It is not 100% clear whether you are running something that would benefit and work from being framed as a full reinforcement learning problem.
Your RL agent should be doing one or both of:
Predicting total accumulated reward (called "return" or "utility") when completing the task, given a current state or state/action pair (or sometimes in deterministic environments, the next state). These predictions will be used to help decide the next action.
Generating probability space of actions (e.g. a list of 10 means and standard deviations for generating the eventual vectors) from a current state. This Probability Density Function describes a policy that can then be refined based on eventual reward.
You need at least one of the above to be true in order to generate suitable gradients to train your RNN from sparse reward data.

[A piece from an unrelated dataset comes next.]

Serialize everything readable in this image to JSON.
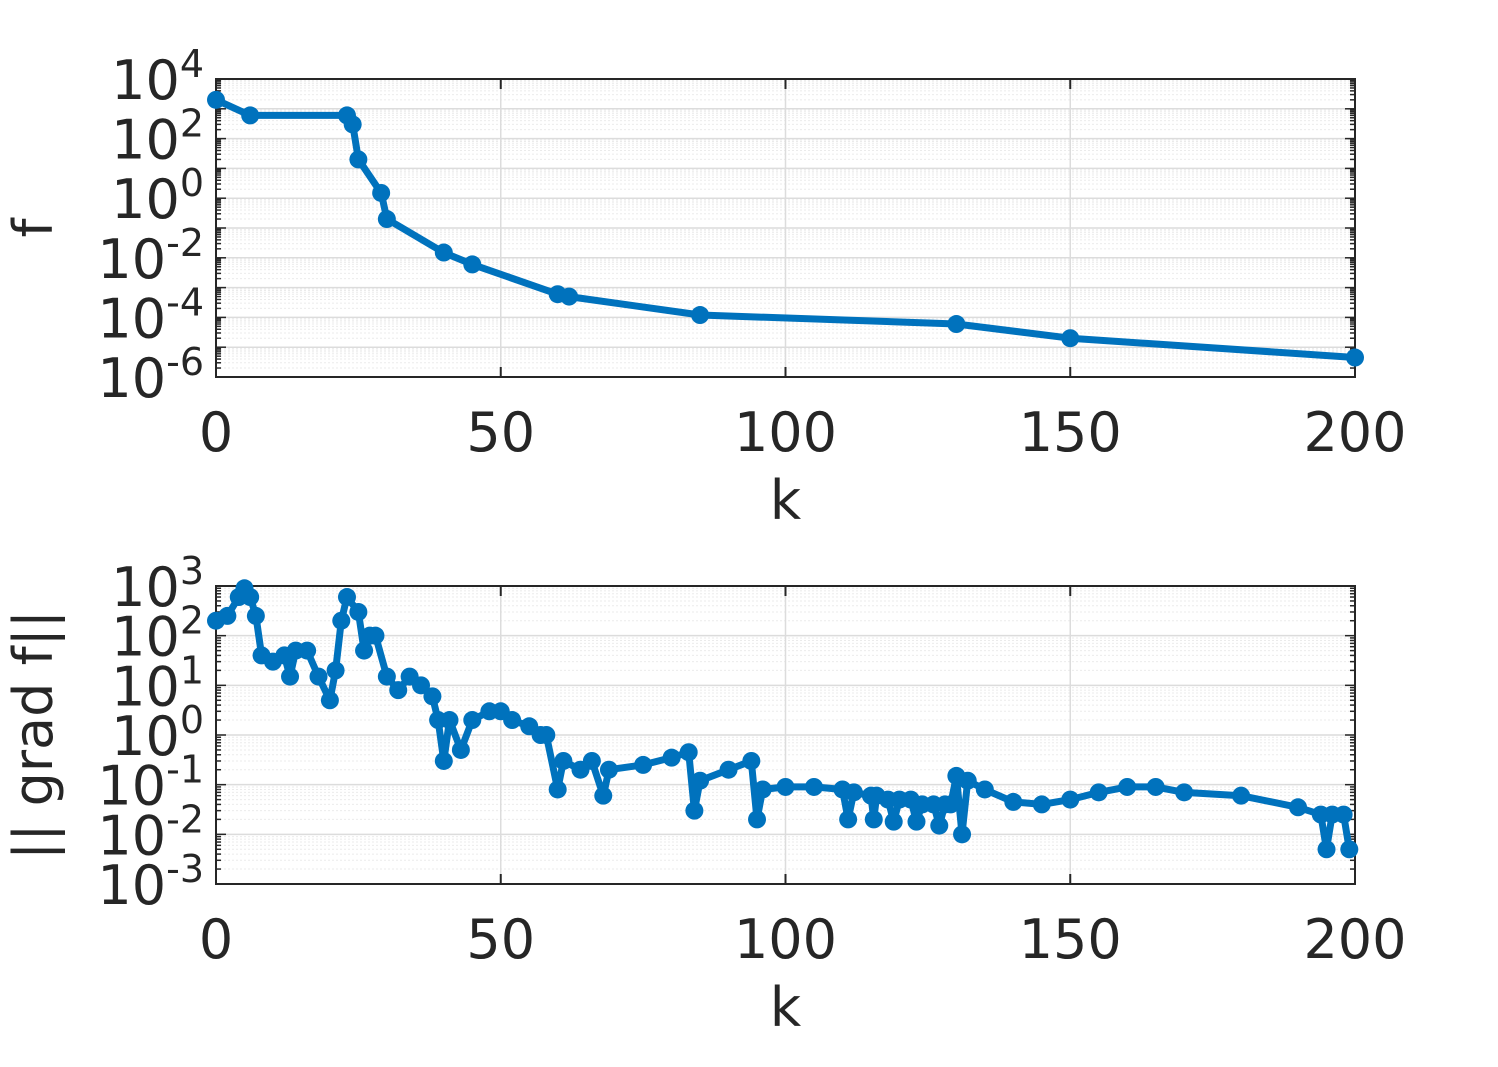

Assuming you do have your problem set up in a reinforcement learning framework as above:
However, I am not sure how should I define the reward function for my network. Since there is really no reward for the intermediate step, should I give them a zero???
In reinforcement learning, rewards are only granted when they impact directly against goals of a task. There is no need for interim rewards, and adding heuristics, unless done very carefully, may hinder the agents learning. So, yes, everything other than the end reward should be zero for your problem. Bear in mind though, that your RNN should not be predicting reward but one or both of state value (long term reward) and/or probability distributions for the actions.
It is OK to just have a single reward granted at the end of an episode, as you have set up with a scoring system for the matrix, and the rest zero. For example, this is a fairly common setup for games where the agent either wins, draws or loses.